UA mechanical engineering team receives $50,000 to increase entrepreneurial acumen

07/10/2015

Following a crash course in UA’s I-Corps Sites program, UA mechanical engineering Ph.D. student Morteza Vatani, assistant professor Jae-Won Choi, and business mentor Tom Swiger have been accepted onto the next level of I-Corps program training.

At this level, the team will be required to interview 100 customers and will receive $50,000 for travel to visit customers and to prototype and test their sensor device.

Focus on the customer

I-Corps teams are initially required to interview between 10 and 15 customers concerning their needs, habits, and what they would be willing to spend to solve a particular problem. This is an opportunity for teams to revise their hypotheses and find a more realistic way of thinking about their invention.

“When most teams are looking at their invention, they come up with a hundred crazy ideas of how their technology can be used. But most aren’t measurable and they rarely reflect what a customer really wants or needs,” said Elyse Ball, project manager for the University of Akron Research Foundation.

When Vatani first joined the I-Corps Sites program, he and his team believed their sensor would be a replacement for sensors in a whole host of robotics and heavy manufacturing applications. The problem, Vatani quickly learned, was that most manufacturing sensors are cheap and don’t require anywhere near the sophistication of his team’s elegant new tactile sensor. So Vatani and Choi went on a search for commercial partners that could really make the most of their sensors’ unique qualities, including stretchability, sensitivity, and customizable size and shape.

What really matters

The key is for teams to understand which unique features of their technology matter most to customers. Vatani and Choi interviewed aerospace and tire manufacturers, makers of automated assembly lines, and prosthetic hand manufacturers. They also attended FABTECH, an exhibition for the nation’s largest metal and manufacturing companies.

“When we started the customer interviews, it was brand new for us and very different,” Choi said. “Usually, engineering professors think, ‘we have technology, we know what we’re doing.’ We don’t think about customer interviews or anything like that, but the customer interviews directed us to new things, including new ideas for basic research.”

Vatani and Choi’s quest is common. “We always think or see the market in optimism,” said Vatani, explaining how I-Corps helped his team narrow their market from dozens of untested ideas to a few concrete applications where their sensor would be most useful.

Mentorship and market size

In addition to conducting customer interviews, I-Corps teams work with a mentor that has significant business experience and can make connections with customers to guide them through the process.

Teams are also tasked with finding competitive products and determining the size of their potential markets to see if the market is big enough for their product to be a worthy venture.

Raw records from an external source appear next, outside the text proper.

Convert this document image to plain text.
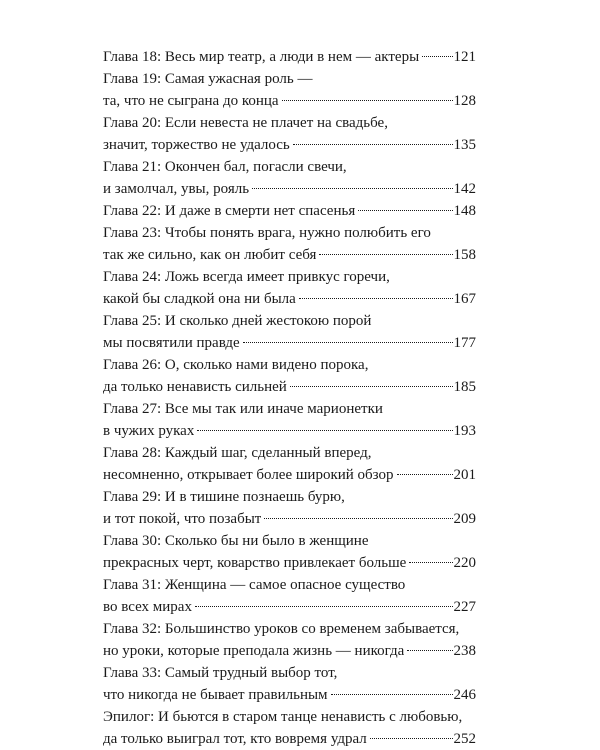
Глава 18: Весь мир театр, а люди в нем — актеры 121
Глава 19: Самая ужасная роль —
та, что не сыграна до конца	128
Глава 20: Если невеста не плачет на свадьбе,
значит, торжество не удалось	135
Глава 21: Окончен бал, погасли свечи,
и замолчал, увы, рояль	142
Глава 22: И даже в смерти нет спасенья	148
Глава 23: Чтобы понять врага, нужно полюбить его
так же сильно, как он любит себя	158
Глава 24: Ложь всегда имеет привкус горечи,
какой бы сладкой она ни была	167
Глава 25: И сколько дней жестокою порой
мы посвятили правде	177
Глава 26: О, сколько нами видено порока,
да только ненависть сильней	185
Глава 27: Все мы так или иначе марионетки
в чужих руках	193
Глава 28: Каждый шаг, сделанный вперед,
несомненно, открывает более широкий обзор	201
Глава 29: И в тишине познаешь бурю,
и тот покой, что позабыт	209
Глава 30: Сколько бы ни было в женщине
прекрасных черт, коварство привлекает больше	220
Глава 31: Женщина — самое опасное существо
во всех мирах	227
Глава 32: Большинство уроков со временем забывается,
но уроки, которые преподала жизнь — никогда	238
Глава 33: Самый трудный выбор тот,
что никогда не бывает правильным	246
Эпилог: И бьются в старом танце ненависть с любовью,
да только выиграл тот, кто вовремя удрал	252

Over the course of seven weeks and 15 customer interviews, Choi and Vatani learned that most manufacturers are happy with the sensors they have. However, the prosthetic companies expressed interest in stretchable sensors that could be customized to specific sizes and shapes to coat prosthetic hands, making them better mimic real hands. Choi and Vatani also found that electronics manufacturers needed “sensitive” sensors that could tell how hard to grip delicate electronic chips.

“The first couples of weeks [of I-Corps], it was kind of strange. We did elevator pitches. I’ve given many technical presentations and conference presentations, but nothing like this,” said Choi.

His team is now focused on interviewing prosthetists and patients to clarify how the sensor can best suit their needs. They recently won an Ohio Third Frontier Technology Validation & Startup Fund grant to create prototypes tailored specifically to prosthetic applications. Choi is also working with Ken Burns, Founder and President of TinyCircuits, to learn how to introduce new sensor products to the market.